Prior to the start of the 2009 season, Power left KV Racing Technology and joined Penske to serve as substitute driver for Helio Castroneves until his federal tax evasion problems were resolved. Power drove Castroneves' car to a sixth-place finish in last year's season-opener in St. Petersburg, FL.
When Castroneves was acquitted and showed up in time for the second race of the season in Long Beach, CA, Power moved into a third Penske entry and ran a limited schedule from there. But Power continued to be one of the hottest drivers in IndyCar with sensational performances at Long Beach, Indianapolis, Toronto and Edmonton, where he recorded his first series win.
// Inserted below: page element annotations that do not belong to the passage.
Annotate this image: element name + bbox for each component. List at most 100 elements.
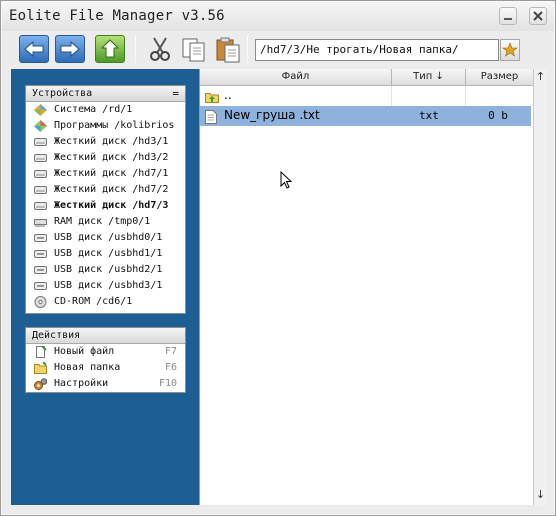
toolbar: /hd7/3/Не трогать/Новая папка/ [11, 33, 547, 65]
device-label: Жесткий диск /hd7/2 [54, 184, 169, 195]
app-window: Eolite File Manager v3.56 /hd7/3/Не трог… [0, 0, 556, 516]
file-type: txt [419, 109, 439, 122]
device-item[interactable]: Система /rd/1 [26, 102, 185, 118]
cdrom-icon [34, 296, 47, 308]
action-item[interactable]: Новая папка F6 [26, 360, 185, 376]
file-row[interactable]: .. [200, 86, 531, 106]
device-item[interactable]: Программы /kolibrios [26, 118, 185, 134]
scroll-down-button[interactable]: ↓ [534, 487, 547, 503]
device-item[interactable]: Жесткий диск /hd7/1 [26, 166, 185, 182]
forward-icon [60, 40, 80, 58]
text-file-icon [205, 110, 217, 130]
device-label: Жесткий диск /hd7/1 [54, 168, 169, 179]
side-panel: Устройства = Система /rd/1 Программы /kol… [11, 69, 199, 505]
path-input[interactable]: /hd7/3/Не трогать/Новая папка/ [255, 39, 499, 61]
column-header: Файл Тип ↓ Размер [200, 69, 533, 86]
device-item[interactable]: Жесткий диск /hd3/2 [26, 150, 185, 166]
devices-list: Система /rd/1 Программы /kolibrios Жесткий… [26, 102, 185, 310]
usb-icon [34, 248, 47, 260]
back-button[interactable] [19, 35, 49, 63]
usb-icon [34, 264, 47, 276]
cut-button[interactable] [145, 35, 175, 63]
devices-title: Устройства [32, 88, 93, 99]
device-label: USB диск /usbhd2/1 [54, 264, 163, 275]
vertical-scrollbar[interactable]: ↑ ↓ [533, 69, 547, 505]
device-item[interactable]: USB диск /usbhd1/1 [26, 246, 185, 262]
devices-panel: Устройства = Система /rd/1 Программы /kol… [25, 85, 186, 314]
hotkey: F7 [164, 346, 177, 357]
up-button[interactable] [95, 35, 125, 63]
action-label: Новый файл [54, 346, 115, 357]
action-label: Настройки [54, 378, 109, 389]
hdd-icon [34, 200, 47, 212]
hdd-icon [34, 168, 47, 180]
device-label: USB диск /usbhd1/1 [54, 248, 163, 259]
hdd-icon [34, 184, 47, 196]
usb-icon [34, 280, 47, 292]
hotkey: F10 [158, 378, 177, 389]
new-folder-icon [34, 361, 47, 374]
devices-header[interactable]: Устройства = [26, 86, 185, 102]
device-item[interactable]: Жесткий диск /hd7/2 [26, 182, 185, 198]
column-name[interactable]: Файл [200, 69, 392, 86]
device-label: USB диск /usbhd0/1 [54, 232, 163, 243]
cut-icon [150, 37, 170, 61]
device-label: RAM диск /tmp0/1 [54, 216, 151, 227]
forward-button[interactable] [55, 35, 85, 63]
column-size[interactable]: Размер [466, 69, 533, 86]
up-icon [100, 39, 120, 58]
collapse-toggle[interactable]: = [172, 86, 179, 101]
window-title: Eolite File Manager v3.56 [9, 8, 225, 24]
ram-icon [34, 216, 47, 228]
title-bar[interactable]: Eolite File Manager v3.56 [2, 2, 554, 31]
minimize-icon [504, 18, 512, 20]
file-name: New_груша .txt [224, 108, 320, 122]
file-size: 0 b [488, 109, 508, 122]
device-label: Жесткий диск /hd3/1 [54, 136, 169, 147]
device-item[interactable]: USB диск /usbhd2/1 [26, 262, 185, 278]
file-name: .. [224, 88, 232, 102]
close-icon [533, 11, 543, 21]
action-label: Новая папка [54, 362, 121, 373]
paste-icon [216, 37, 240, 63]
toolbar-separator [135, 35, 136, 63]
device-label: Система /rd/1 [54, 104, 133, 115]
column-type[interactable]: Тип ↓ [392, 69, 466, 86]
device-label: USB диск /usbhd3/1 [54, 280, 163, 291]
device-item[interactable]: RAM диск /tmp0/1 [26, 214, 185, 230]
file-row[interactable]: New_груша .txt txt 0 b [200, 106, 531, 126]
actions-header[interactable]: Действия [26, 328, 185, 344]
action-item[interactable]: Новый файл F7 [26, 344, 185, 360]
copy-icon [182, 38, 205, 62]
new-file-icon [34, 345, 47, 358]
favorite-button[interactable] [500, 39, 520, 61]
device-item[interactable]: USB диск /usbhd3/1 [26, 278, 185, 294]
device-label: CD-ROM /cd6/1 [54, 296, 133, 307]
copy-button[interactable] [179, 35, 209, 63]
device-item[interactable]: CD-ROM /cd6/1 [26, 294, 185, 310]
paste-button[interactable] [213, 35, 243, 63]
mouse-cursor-icon [280, 171, 293, 189]
star-icon [502, 42, 518, 57]
scroll-up-button[interactable]: ↑ [534, 69, 547, 85]
usb-icon [34, 232, 47, 244]
close-button[interactable] [529, 7, 547, 25]
actions-list: Новый файл F7 Новая папка F6 Настройки F10 [26, 344, 185, 392]
hotkey: F6 [164, 362, 177, 373]
actions-title: Действия [32, 330, 81, 341]
system-icon [34, 104, 47, 116]
device-item[interactable]: USB диск /usbhd0/1 [26, 230, 185, 246]
hdd-icon [34, 152, 47, 164]
back-icon [24, 40, 44, 58]
programs-icon [34, 120, 47, 132]
settings-icon [34, 378, 48, 390]
actions-panel: Действия Новый файл F7 Новая папка F6 Настро… [25, 327, 186, 393]
action-item[interactable]: Настройки F10 [26, 376, 185, 392]
minimize-button[interactable] [499, 7, 517, 25]
device-item[interactable]: Жесткий диск /hd3/1 [26, 134, 185, 150]
toolbar-separator [247, 35, 248, 63]
device-item[interactable]: Жесткий диск /hd7/3 [26, 198, 185, 214]
device-label: Жесткий диск /hd7/3 [54, 200, 169, 211]
device-label: Жесткий диск /hd3/2 [54, 152, 169, 163]
file-list-panel: Файл Тип ↓ Размер .. New_груша .txt txt 0 b… [199, 69, 547, 505]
This year, Power joins Ryan Briscoe and Castroneves in Penske's stable of full-time drivers. The team has not been a three-car operation since 1994 when Al Unser Jr., Emerson Fittipaldi and Paul Tracy finished 1-2-3, respectively in points.
With Power's full-time status, Penske will be Chip Ganassi Racing's biggest threat in IndyCar this season. Reigning series champion Dario Franchitti and 2008 titleholder Scott Dixon are considered as the top-two contenders for this year's title, but after winning in Brazil, Power moves right up there with both Ganassi drivers in the championship ranks.